On constate ces derniers temps un certain regain d’intérêt pour Marx. Mais comme toute tendance, si on l’analyse du point de vue marxiste, elle s’accompagne de contre-tendances. En effet, cette résurgence est toute relative pour au moins deux raisons, qui sont contradictoires. 

D’une part Marx n’a jamais disparu du paysage théorique et intellectuel et il faut ici associer Marx au marxisme. 

D’autre part, cette relative résurgence est fragile et complexe, en raison même de sa dimension politique maintenue. Et c’est bien ce qui fait la spécificité de Marx et du marxisme : la politique étant partie intégrante de l’effort théorique, ses relectures sont multiples et ses adversaires nombreux.

1/ L’analyse du capitalisme et des crises

L’actualité de l’analyse marxienne et marxiste du capitalisme n’est pas celle d’une description historique qui, dans ses détails concrets, resterait valable ou le redeviendrait, mais d’abord celle d’un mode de production dont les contradictions, économiques et sociales, sont l’essence même, à travers ses transformations.

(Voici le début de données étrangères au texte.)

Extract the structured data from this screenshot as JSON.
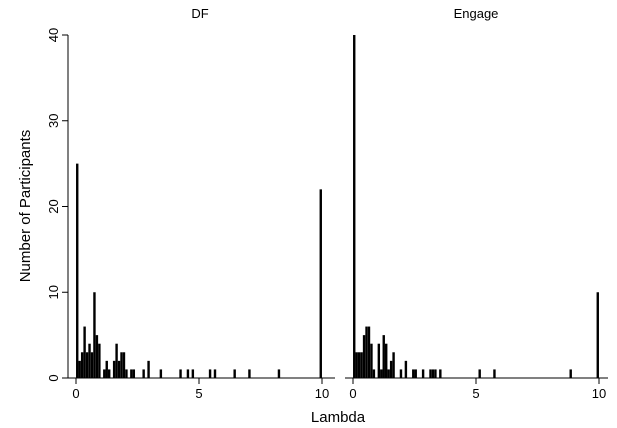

Le capitalisme de 2010 n’est assurément pas celui de la seconde moitié du XIXe siècle, pourtant ses principes de base n’ont guère varié, même si l’édifice économique et social s’est considérablement compliqué, notamment sur le versant de son architecture financière.

Sa logique de fonds demeure inchangée : l’exploitation de la force de travail en vue de l’accroissement ou du maintien du taux de profit. Aujourd’hui, ce sont les actionnaires plus encore que les dirigeants d’entreprises qui exigent un « retour sur investissement », justifiant toutes les régressions sociales aux yeux des classes dirigeantes.

La parenthèse fordiste se referme définitivement sous nos yeux et les acquis sociaux des 40 voire 70 dernières années se trouvent remis en cause. C’est un capitalisme dérégulé qui réapparaît, dont les caractéristiques sont certes nouvelles mais qui retrouvent certains des traits du capitalisme de l’époque de Marx : la remontée du taux de profit est sa seule obsession et son moyen, en temps de crise, est notamment la pression sur les salaires, l’extorsion accrue de ce que Marx appelait la plus-value absolue (résultant de la durée et de l’intensité croissantes de la journée de travail) ainsi que la remarchandisation capitaliste de tout ce qui lui avait été arraché de haute lutte sur le terrain de la santé, de l’éducation, des retraites, etc.

En dépit de ces politiques ultraviolentes de reconquête, le capitalisme connaît une des pires crises de son histoire.

Or, concernant les crises capitalistes, l’apport de Marx est indispensable, et sans équivalent. Le propre de son analyse est précisément de combiner en permanence les dimensions économiques, sociales et politiques, mais aussi idéologiques.

Ainsi, au nombre des textes qui présentent des résonnances contemporaines immédiates, on peut encore citer un article de 1852, alors que Marx est  journaliste au New York Tribune :

 « Rappelons-nous Prosperity Robinson, ce fameux lord trésorier qui, en 1825, juste avant l’explosion de la crise, ouvrait le Parlement en annonçant une prospérité inouïe et inaltérable et demandons-nous si ces optimistes bourgeois  ont jamais prévu ou annoncé la moindre crise. Jamais il n’y eut de période de prospérité, sans qu’ils aient saisi l’occasion de démontrer que, cette fois, la médaille n’aurait pas de revers et que, cette fois, le sort inexorable était vaincu. Et le jour où la crise se déclarait, ils faisaient les innocents et n’avaient pas assez d’indignation morale à l’adresse du commerce et de l’industrie qui, à les entendre, auraient manqué de prudence et de prévoyance ».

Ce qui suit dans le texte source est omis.